Building Lung Tissue Models to Speed Virus Drug Testing
February 25, 2021
Although several vaccines are currently available to protect against infection from the virus that causes coronavirus disease 2019 (COVID-19), the development of drug treatments remains a critical medical need and challenge. One reason is the assays, or tests, that are used to find drugs with antiviral activity often are not measuring how a drug behaves in the human body, including its ability to halt the virus from infecting cells and how variant mutations affect this ability and disease severity.
To help solve this challenge, NCATS scientists are developing a cadre of new 3-D tissue models to examine how respiratory viruses like the SARS-CoV-2 virus and influenza viruses can infect the lungs and other tissues and cause disease. They plan to use these models to predict the effects of compounds and drugs against these and related viruses to speed potential treatments to the clinic.
“Our ultimate goal is to have a platform of relevant tissue models on hand to evaluate potential drugs and therapies when the next respiratory virus arrives on the scene,” said Emily Lee, Ph.D., a virologist in the NCATS 3-D Tissue Bioprinting Laboratory (3DTBL).
Led by Marc Ferrer, Ph.D., 3DTBL scientists use 3-D tissue engineering techniques to create these laboratory-grown human tissue models that mimic natural tissues in human organs. The tissues live on multiwell plates, where viruses can be added to study how the cells in these tissues are infected and to test the effects of drugs or compounds in halting viral infection. NCATS scientists and others are designing assays to use in experiments, including those in which viruses and their variants can be seen infecting cells as they do in the human body. The experiments will help them determine which drugs and compounds among large collections should be tested in more expensive and time-consuming animal studies.
They also expect that these tissue models will quickly help shed light on whether new mutant variants of the viruses are able to infect cells and whether treatments remain effective.
“3-D tissue models of infected cells can be a bridge to use for rapid, high-throughput screening of thousands of compounds and drugs at once to evaluate potential therapies,” said Lee. “Pandemics are going to keep happening, most likely with respiratory viruses. We want to build a platform where we can plug in any respiratory virus.”

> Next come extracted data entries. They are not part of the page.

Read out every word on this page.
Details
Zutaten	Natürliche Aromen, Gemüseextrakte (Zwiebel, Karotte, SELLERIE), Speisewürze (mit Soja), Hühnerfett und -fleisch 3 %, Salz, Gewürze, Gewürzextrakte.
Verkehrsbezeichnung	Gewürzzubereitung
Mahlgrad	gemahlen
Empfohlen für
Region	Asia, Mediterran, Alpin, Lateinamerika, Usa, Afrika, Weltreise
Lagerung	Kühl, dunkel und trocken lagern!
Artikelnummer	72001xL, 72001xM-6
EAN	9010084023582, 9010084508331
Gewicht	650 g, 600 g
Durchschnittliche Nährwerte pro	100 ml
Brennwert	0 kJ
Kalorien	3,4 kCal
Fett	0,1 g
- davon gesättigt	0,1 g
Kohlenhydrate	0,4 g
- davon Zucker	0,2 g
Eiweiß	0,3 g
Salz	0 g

3-D tissue models of infected cells can be a bridge to use for rapid, high-throughput screening of thousands of compounds and drugs at once to evaluate potential therapies. Pandemics are going to keep happening, most likely with respiratory viruses. We want to build a platform where we can plug in any respiratory virus.
Complexity matters
Existing lung tissue models have limited uses in drug testing, Ferrer noted. The NCATS team is using tissue engineering techniques to build different 3-D lung tissue models — some more biologically complex than others — that are made up of various kinds of cells involved in viral infection. The researchers think this strategy will help them study and characterize various aspects of the viral infection process.
For now, the NCATS scientists do not actually work with live SARS-CoV-2 in their laboratories because NCATS lacks the appropriate biosafety laboratory for such experiments. They are, however, studying live SARS-CoV-2 infection in their collaborators’ facilities.
With the help of an intramural award from the National Institute of Allergy and Infectious Diseases’ Intramural Targeted Anti-COVID-19 (ITAC) program, the team is using a technique called single-cell RNA sequencing to determine how and when a viral infection turns which genes on and off in different cell types. They are using these models and single-cell RNA sequencing to study a variety of respiratory viruses in addition to SARS-CoV-2, including various strains of flu and coronaviruses, to better understand the biology of the viral infections in human organs. These studies can provide insights into genetic changes brought on by infections of the different virus variants.
“We’re developing models of greater physiological complexity to see the effects of the virus infection on different cell types, such as those that make blood vessels,” said Ferrer.
His team is creating lung tissues with blood vessels to investigate whether and how SARS-CoV-2 and other viruses play a role in the formation of blood clots, which has been seen in some patients with COVID-19. The team also is working to develop models to examine how the body’s immune system reacts to SARS-CoV-2 infection. In some COVID-19 patients, the immune system unleashes excessive amounts of proteins that trigger inflammation — called a “cytokine storm” — and can lead to acute respiratory distress syndrome, multiple organ failure and other life-threatening complications.
“The benefit of our approach is that we can recapitulate not only the infection, but also the disease aspect,” Lee said. “When we’re testing the effects of drugs on a virus infection in our models, we can screen for broad antiviral effects but also for drugs that can be used against the specific disease.”
These studies may allow the team to observe how a viral infection affects patients with different underlying conditions, such as diabetes or hypertension. As NCATS scientists continue to create innovative, preclinical 3-D cellular models to study the details of viral infections and test promising drugs, one of their goals is to accelerate the development of more individualized therapies as well.